Accounting Terms

What is net income?

Net income is the total amount of profit your business makes after subtracting expenses. In other words, start with revenue and take away any expenses. Expenses may include:

  • Cost of goods sold
  • Operating expenses
  • Depreciation
  • Taxes

This number is great to help understand how profitable your business is year to year.

What is a general ledger?

A general ledger is the complete record of a company’s financial transactions. It is used to prepare all your statements.

What is a cash flow statement?

A cash flow statement shows where your money is coming from and where it is going in your company. It is also called a statement of cash flows. The three main categories that money can flow from are your company’s:

  1. operations,
  2. investments, and
  3. financing.

How do I calculate gross profit?

Calculate gross profit by taking the dollar amount of sales and subtracting from it the cost of buying or making your product. In equation form:

Total Sales – Cost of Goods Sold = Gross Profit

If your company made $10,000 in sales, and it cost you $6,000 to make that amount of product, your profit would be $4,000:

$10,000 total sales – $6,000 cost of goods sold = $4,000 gross profit

How do I send an invoice?

An invoice is another term for a bill. Your business sends an invoice because a client owes you money for goods or services you provided.

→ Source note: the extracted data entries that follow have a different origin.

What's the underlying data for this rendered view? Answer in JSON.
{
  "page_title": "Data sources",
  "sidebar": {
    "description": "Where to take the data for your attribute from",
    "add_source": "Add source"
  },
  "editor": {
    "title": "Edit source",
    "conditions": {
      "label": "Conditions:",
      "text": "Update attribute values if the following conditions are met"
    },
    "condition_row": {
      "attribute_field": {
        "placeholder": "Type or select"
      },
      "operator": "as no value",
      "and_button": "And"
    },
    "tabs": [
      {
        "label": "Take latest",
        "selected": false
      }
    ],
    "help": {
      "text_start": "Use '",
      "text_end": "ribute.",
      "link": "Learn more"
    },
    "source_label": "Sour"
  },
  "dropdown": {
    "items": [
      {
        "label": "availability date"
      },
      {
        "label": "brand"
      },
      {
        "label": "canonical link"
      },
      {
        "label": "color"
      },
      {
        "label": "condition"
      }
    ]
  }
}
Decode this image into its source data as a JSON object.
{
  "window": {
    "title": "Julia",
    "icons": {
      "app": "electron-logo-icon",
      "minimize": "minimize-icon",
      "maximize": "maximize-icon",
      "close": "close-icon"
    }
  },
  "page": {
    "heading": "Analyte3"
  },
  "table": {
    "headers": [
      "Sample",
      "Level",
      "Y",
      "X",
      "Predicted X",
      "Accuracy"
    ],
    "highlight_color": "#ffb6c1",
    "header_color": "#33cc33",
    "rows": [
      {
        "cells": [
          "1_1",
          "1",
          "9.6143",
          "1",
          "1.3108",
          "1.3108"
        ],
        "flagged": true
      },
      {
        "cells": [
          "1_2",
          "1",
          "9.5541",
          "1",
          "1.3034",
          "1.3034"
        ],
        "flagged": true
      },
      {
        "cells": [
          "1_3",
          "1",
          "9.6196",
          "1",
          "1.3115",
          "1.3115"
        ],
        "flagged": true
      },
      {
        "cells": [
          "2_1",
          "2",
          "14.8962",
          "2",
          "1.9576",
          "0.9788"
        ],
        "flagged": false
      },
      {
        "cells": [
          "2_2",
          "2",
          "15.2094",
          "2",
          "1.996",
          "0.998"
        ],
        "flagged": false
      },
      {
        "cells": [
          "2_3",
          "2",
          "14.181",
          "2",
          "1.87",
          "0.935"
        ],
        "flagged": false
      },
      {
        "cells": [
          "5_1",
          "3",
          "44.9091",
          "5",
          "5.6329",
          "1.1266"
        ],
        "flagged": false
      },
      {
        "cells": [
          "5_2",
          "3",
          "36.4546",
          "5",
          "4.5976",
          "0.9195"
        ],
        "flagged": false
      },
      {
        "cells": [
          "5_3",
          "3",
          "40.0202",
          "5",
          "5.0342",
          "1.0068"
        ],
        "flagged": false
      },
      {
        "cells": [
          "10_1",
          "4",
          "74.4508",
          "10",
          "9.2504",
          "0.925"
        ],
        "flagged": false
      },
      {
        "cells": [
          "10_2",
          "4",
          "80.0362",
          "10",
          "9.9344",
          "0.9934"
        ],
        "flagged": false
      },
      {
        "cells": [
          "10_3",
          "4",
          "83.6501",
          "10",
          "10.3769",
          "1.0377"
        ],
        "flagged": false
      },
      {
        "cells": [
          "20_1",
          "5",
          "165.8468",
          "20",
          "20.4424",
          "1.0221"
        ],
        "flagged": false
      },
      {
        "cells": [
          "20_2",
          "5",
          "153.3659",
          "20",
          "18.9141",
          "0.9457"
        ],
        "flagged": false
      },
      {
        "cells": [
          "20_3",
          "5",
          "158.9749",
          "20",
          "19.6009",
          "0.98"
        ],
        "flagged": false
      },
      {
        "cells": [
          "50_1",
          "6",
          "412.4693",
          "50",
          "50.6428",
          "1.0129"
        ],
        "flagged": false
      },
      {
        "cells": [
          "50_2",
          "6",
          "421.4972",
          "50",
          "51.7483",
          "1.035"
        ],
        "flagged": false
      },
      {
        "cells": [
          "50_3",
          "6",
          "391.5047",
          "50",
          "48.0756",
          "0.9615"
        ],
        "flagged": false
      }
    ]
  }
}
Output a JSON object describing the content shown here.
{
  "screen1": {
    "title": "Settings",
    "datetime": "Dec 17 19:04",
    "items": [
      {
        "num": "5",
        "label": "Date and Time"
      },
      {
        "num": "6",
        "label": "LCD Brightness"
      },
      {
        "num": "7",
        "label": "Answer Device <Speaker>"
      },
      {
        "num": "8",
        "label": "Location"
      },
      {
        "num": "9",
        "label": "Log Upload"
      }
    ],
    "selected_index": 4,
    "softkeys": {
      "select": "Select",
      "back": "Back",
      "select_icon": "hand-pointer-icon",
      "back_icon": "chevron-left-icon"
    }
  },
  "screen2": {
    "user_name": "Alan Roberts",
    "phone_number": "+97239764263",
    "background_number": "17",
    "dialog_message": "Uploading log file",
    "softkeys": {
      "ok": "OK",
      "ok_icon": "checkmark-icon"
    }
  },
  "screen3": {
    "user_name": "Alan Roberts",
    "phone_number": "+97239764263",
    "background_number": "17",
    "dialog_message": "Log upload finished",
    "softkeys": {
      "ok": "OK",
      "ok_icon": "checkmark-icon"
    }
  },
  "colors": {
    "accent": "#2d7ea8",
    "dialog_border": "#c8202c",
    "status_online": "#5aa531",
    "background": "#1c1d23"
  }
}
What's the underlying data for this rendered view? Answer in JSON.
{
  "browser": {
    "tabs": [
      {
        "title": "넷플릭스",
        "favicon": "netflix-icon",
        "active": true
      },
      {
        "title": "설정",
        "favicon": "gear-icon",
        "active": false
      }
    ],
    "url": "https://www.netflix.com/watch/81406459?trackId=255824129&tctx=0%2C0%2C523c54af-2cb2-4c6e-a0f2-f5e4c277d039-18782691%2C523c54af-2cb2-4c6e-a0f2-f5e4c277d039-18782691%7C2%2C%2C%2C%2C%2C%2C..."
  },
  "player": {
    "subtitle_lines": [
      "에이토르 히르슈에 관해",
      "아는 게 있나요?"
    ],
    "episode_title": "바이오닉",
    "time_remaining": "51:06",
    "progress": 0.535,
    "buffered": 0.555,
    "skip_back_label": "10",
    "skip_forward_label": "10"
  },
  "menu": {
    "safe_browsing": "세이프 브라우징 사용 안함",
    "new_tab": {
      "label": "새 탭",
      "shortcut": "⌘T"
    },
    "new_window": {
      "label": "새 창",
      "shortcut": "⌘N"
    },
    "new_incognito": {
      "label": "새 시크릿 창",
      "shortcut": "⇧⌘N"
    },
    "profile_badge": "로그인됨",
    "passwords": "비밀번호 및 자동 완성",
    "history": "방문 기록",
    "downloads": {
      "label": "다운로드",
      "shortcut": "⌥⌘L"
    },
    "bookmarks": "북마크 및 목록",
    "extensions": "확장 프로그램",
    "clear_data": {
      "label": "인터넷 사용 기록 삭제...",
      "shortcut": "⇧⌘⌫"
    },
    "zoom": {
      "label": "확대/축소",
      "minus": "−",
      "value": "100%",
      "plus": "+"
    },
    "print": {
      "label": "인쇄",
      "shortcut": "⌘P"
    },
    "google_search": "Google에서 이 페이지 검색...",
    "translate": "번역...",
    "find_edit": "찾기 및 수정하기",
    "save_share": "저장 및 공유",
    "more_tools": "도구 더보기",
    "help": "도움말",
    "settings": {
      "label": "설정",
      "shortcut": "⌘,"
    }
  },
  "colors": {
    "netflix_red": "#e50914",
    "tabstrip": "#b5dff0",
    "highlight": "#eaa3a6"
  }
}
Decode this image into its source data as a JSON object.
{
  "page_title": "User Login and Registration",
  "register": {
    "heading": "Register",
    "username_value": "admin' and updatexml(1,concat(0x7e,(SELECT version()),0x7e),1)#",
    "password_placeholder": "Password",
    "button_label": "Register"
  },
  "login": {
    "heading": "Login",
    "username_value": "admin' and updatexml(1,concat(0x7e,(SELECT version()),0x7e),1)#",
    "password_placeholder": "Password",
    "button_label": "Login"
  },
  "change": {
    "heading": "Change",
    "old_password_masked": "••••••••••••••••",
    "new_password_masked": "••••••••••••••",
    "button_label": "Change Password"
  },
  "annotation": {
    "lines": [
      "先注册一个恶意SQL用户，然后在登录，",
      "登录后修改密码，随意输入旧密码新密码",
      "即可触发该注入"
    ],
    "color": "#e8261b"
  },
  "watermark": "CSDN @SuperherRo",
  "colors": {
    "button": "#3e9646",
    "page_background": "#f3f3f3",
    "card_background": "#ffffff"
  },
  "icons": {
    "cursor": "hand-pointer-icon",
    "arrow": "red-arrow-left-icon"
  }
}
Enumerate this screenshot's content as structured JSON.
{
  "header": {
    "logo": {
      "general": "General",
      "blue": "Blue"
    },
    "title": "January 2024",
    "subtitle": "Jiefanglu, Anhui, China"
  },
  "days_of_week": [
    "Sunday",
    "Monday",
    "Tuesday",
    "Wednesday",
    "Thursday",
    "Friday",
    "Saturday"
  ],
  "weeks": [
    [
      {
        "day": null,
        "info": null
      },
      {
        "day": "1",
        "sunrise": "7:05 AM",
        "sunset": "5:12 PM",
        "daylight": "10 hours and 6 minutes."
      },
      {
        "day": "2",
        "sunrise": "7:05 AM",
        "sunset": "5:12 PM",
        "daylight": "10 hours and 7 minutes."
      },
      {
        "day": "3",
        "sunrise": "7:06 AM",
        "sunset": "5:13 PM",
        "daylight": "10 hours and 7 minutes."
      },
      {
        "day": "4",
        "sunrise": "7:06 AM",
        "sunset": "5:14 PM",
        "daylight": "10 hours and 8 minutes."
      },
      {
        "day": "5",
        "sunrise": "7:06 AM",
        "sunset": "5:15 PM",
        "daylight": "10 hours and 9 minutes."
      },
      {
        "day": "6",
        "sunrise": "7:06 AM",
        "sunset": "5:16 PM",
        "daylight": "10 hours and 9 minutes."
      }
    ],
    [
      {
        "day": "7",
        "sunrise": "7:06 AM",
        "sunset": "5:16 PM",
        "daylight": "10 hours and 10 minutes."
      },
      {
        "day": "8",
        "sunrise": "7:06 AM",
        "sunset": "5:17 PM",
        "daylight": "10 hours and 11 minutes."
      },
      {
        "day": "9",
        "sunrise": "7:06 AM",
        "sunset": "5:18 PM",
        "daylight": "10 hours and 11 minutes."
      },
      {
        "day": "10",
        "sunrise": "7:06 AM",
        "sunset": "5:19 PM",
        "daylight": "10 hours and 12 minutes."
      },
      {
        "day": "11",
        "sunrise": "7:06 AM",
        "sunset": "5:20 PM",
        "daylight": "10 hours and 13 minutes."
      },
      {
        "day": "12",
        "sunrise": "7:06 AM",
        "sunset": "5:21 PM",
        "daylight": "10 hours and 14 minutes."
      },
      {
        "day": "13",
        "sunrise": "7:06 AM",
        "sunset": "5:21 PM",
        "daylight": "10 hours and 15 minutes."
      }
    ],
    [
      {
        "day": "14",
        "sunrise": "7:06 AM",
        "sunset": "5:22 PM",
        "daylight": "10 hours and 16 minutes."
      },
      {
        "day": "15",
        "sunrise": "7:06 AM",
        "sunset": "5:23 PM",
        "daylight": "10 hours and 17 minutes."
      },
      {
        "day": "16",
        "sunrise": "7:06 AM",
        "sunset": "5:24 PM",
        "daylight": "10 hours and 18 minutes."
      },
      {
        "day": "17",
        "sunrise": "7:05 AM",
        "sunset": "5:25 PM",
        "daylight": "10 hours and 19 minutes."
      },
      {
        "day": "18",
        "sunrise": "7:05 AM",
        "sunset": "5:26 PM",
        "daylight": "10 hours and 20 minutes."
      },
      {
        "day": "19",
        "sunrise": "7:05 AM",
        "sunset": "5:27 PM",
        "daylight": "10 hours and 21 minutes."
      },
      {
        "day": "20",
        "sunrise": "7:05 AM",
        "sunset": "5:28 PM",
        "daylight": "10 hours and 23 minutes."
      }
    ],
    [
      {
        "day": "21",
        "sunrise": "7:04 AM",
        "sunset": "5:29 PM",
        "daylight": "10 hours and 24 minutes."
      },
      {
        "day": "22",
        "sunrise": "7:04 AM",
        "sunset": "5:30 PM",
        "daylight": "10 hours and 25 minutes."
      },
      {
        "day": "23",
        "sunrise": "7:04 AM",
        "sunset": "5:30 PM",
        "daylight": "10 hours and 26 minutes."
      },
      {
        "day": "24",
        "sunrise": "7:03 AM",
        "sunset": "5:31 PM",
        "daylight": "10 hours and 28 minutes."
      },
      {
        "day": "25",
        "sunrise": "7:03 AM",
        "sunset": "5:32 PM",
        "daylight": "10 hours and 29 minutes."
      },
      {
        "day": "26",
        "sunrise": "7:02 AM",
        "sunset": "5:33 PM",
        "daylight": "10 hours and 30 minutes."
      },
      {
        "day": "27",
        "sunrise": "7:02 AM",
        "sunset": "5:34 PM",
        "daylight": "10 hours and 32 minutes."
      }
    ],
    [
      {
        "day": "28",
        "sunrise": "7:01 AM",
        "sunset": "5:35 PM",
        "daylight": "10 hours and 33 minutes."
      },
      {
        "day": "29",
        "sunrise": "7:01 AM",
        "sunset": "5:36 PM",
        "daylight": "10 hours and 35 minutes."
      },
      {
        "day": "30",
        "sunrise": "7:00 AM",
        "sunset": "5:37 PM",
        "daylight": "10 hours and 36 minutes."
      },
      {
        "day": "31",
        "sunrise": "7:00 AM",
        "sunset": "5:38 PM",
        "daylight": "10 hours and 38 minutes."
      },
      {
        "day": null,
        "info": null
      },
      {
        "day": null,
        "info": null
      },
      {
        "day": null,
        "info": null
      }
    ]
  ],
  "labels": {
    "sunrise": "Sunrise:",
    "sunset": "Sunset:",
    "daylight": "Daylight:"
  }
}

An invoice can be sent through the mail on paper, or digitally via email or an online accounting software.

Remember when sending an invoice to include the name of the person, name of the company, and a description of the invoice.

What is a balance sheet?

Balance sheets are created to find the financial standing of a business at a specific point in time. They are composed of three components:

  1. Assets
  2. Liabilities (Debts)
  3. Owner’s Equity

The sheet is normally created at the end of each month.

Here is a breakdown of some of the components:

Assets = Liabilities + Equity

An Asset is anything the company owns with monetary value. These are listed in order of liquidity, from cash to land.

Accounts Receivable includes sales your company has made that you have not yet collected. This is shown on the Balance Sheet as an asset that will probably convert to cash soon.

Book Value As an asset depreciates, it loses value. Book Value is the original value of an Asset, minus accumulated depreciation.

Liabilities (such as Accounts Payable, Payroll and Loans)

Accounts Payable includes the expenses you have incurred but not paid yet. This account is recorded as a liability because it is a debt owed by the company.

An Accrued Expense is another name for accounts payable: an expense that hasn’t been paid.

Equity = Assets – Liabilities

Equity is the value left after liabilities have been taken out. If you take your Assets and subtract your Liabilities, you are left with Equity, which is the portion of the company owned by the investors and owners.

What is a fixed cost

A fixed cost is one that does not change with your sales volume. Rent and salaries, for example, won’t change if you sell more.

What is a variable cost?

A variable cost is the opposite of a fixed cost. It includes things like machine depreciation, commissions, production, etc.

What is present value?

Present value is the value of an asset now, as opposed to a future point in time. Cash today, for example is assumed to be more valuable than cash next year, due to inflation.